De-localizing brittle fracture

TL;DR

This paper introduces engineered metamaterials that prevent damage localization by promoting independent failure of sub-elements, leveraging nonlocal stress redistribution through high contrast composite structures to transition from brittle to ductile behavior.

Contribution

It presents a novel design of metamaterials with zero-stiffness sub-structures that de-localize cracking, enabling control over brittle fracture behavior.

Findings

De-localization of cracks in engineered metamaterials.

Transition from brittle to ductile behavior demonstrated.

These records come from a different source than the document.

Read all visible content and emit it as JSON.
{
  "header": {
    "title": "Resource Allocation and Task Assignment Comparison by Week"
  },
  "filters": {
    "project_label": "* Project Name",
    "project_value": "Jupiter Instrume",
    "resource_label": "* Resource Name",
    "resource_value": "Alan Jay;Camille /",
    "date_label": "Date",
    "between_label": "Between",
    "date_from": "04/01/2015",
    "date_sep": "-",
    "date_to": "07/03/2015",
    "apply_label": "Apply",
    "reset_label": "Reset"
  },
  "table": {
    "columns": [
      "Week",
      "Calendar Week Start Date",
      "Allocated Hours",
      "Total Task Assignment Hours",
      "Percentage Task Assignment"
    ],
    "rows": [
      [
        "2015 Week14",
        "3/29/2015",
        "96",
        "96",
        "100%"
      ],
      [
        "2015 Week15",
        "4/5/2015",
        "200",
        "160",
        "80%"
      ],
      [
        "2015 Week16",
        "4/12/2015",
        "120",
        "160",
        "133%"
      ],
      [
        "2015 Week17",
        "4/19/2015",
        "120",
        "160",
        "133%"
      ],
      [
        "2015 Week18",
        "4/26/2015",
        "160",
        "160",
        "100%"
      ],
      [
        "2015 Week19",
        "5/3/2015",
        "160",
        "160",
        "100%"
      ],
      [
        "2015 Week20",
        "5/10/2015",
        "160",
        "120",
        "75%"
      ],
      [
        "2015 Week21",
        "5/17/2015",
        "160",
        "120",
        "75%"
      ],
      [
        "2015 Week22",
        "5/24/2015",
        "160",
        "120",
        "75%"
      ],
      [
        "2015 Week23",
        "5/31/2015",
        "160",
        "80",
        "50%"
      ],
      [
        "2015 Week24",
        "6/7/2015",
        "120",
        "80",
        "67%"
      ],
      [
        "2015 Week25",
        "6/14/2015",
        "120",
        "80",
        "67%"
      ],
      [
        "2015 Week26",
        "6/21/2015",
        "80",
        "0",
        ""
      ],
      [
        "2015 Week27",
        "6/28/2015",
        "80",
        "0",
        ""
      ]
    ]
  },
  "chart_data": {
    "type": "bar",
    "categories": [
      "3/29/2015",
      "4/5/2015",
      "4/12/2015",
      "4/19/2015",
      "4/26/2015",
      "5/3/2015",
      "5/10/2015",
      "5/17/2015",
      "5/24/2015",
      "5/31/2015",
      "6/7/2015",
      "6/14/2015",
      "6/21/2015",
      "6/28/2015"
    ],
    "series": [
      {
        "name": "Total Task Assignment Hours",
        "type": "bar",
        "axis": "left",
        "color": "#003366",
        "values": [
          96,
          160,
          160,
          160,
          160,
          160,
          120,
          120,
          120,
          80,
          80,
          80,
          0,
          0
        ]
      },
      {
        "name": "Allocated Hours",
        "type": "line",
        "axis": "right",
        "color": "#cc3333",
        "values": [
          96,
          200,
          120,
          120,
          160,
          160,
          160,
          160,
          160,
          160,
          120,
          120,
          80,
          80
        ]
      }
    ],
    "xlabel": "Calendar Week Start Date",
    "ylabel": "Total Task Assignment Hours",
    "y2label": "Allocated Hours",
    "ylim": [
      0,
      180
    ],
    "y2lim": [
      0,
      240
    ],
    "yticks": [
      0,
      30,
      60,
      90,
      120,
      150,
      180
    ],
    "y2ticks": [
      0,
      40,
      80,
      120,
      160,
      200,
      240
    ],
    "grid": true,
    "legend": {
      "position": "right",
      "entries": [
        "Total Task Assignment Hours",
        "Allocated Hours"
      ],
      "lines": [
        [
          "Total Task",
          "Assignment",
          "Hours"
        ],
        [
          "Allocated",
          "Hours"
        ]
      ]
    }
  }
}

Continuum description dominated by gradient elasticity.

Abstract

Extreme localization of damage in conventional brittle materials is the source of a host of undesirable effects. We show how artificially engineered metamaterials with all brittle constituents can be designed to ensure that every breakable sub-element fails independently. The main role in the proposed design is played by high contrast composite sub-structure with zero-stiffness, furnishing nonlocal stress redistribution. The ability to de-localize cracking in such nominally brittle systems is revealed by the fact that their continuum description is dominated by the gradient (bending) rather than classical (stretching) elasticity. By engineering a crossover from brittle to effectively ductile (quasi-brittle) behavior in prototypical systems of this type, we reveal the structural underpinning behind the difference between fracture and damage.